Qu’est-ce qui vous a donné l’idée de ce vrai-faux biopic du saxophoniste français Barney Wilen, qui mêle des faits vrais avec de la pure fiction – Francis Marmande parle d’« un rêve » qui le « célèbre » mais « ne le raconte jamais » ?
Loustal : Au départ, le projet appartient totalement à Paringaux. Outre l’écriture, superbe, j’y ai vu une histoire noire sur le thème « Ascension et chute d’un petit
génie. » Je n’étais pas du tout féru de jazz, qui m’évoquait surtout des musiques de film. J’étais intéressé par l’esthétique jazz des années 50, reflétée dans les pochettes de disques. J’ai aussi beaucoup consulté la revue Mon film, des romans-photos reprenant les images d’un film en entier, en l’occurrence, ceux qui m’ont servi, Les Tricheurs de Carné et Les liaisons dangereuses de Vadim. L’album a été bien accueilli, et il a relancé la carrière de Barney Wilen qui était un peu oublié. Dans la foulée, il a enregistré avec succès un disque, La Note Bleue, une sorte de B.O. directement inspirée par les treize séquences de l’album. Cela a donné lieu, ensuite, pendant quelques temps, à une série de concerts couplés avec l’exposition des planches et des dédicaces du livre. Jusqu'au jour où sans explication, il a préféré mettre un terme à cette association concert-exposition. Ce n’était pas quelqu'un de vraiment facile, un taiseux…
En trente ans, votre style a évidemment évolué. Y a-t-il des albums que vous avez envisagé de « revisiter » ?

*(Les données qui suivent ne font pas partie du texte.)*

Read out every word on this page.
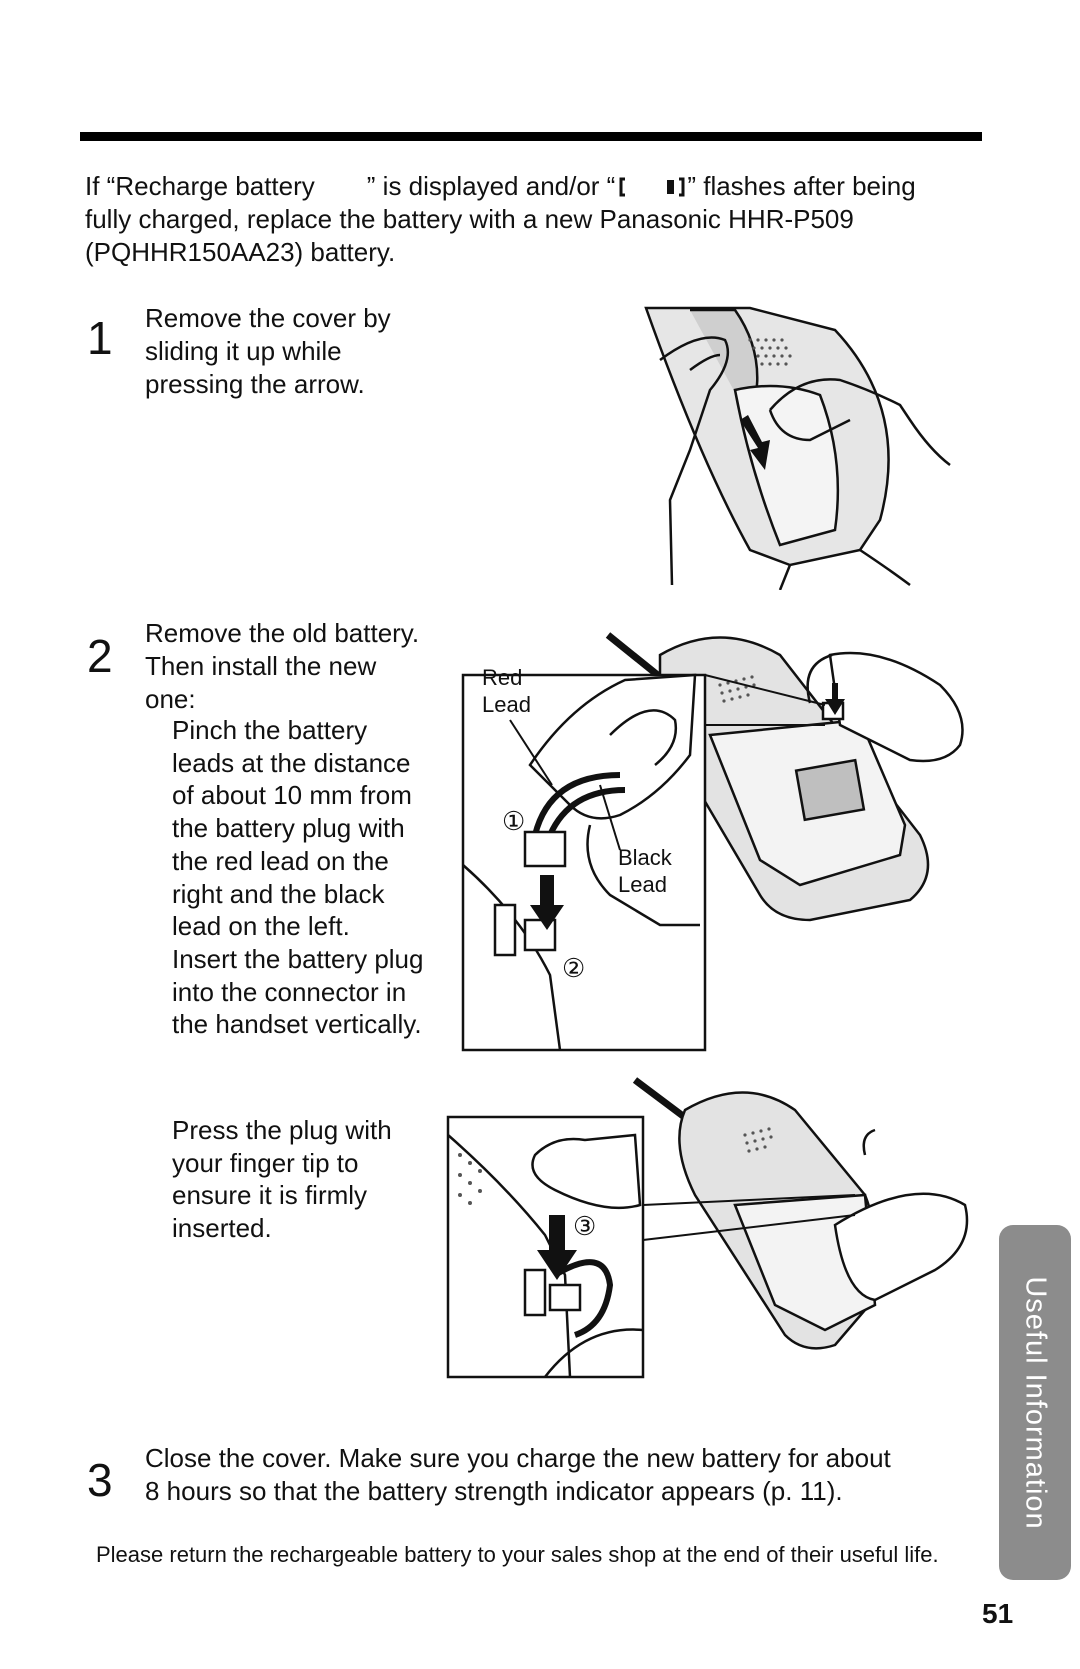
If “Recharge battery ” is displayed and/or “	” flashes after being
fully charged, replace the battery with a new Panasonic HHR-P509
(PQHHR150AA23) battery.
1 Remove the cover by
sliding it up while
pressing the arrow.
2 Remove the old battery.
Then install the new
one:
Pinch the battery
leads at the distance
of about 10 mm from
the battery plug with
the red lead on the
right and the black
lead on the left.
Insert the battery plug
into the connector in
the handset vertically.
Red
Lead
Black
Lead
①
②
Press the plug with
your finger tip to
ensure it is firmly
inserted.	③
3 Close the cover. Make sure you charge the new battery for about
8 hours so that the battery strength indicator appears (p. 11).
Please return the rechargeable battery to your sales shop at the end of their useful life.
Useful Information
51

Loustal : Je referais volontiers le dessin de Coeurs de sable (1985). Il y a cinq ou six ans, j’avais proposé à Paringaux un remake de l’histoire courte intitulée La nuit de l’alligator, qui figure dans l’album du même nom. C’était comme un court-métrage où je voyais le potentiel d’un long. J’avais envie de me confronter à une imagerie que j’avais un peu négligée, et qui m’évoquait les romans de Faulkner sur le sud des États- Unis, ou un film comme Key Largo de John Huston. J’imaginais l’équivalent de mouvements lents de caméra, un rythme plus contemplatif qui convenait très bien à l’histoire. À ce jour, le projet n’a pas abouti.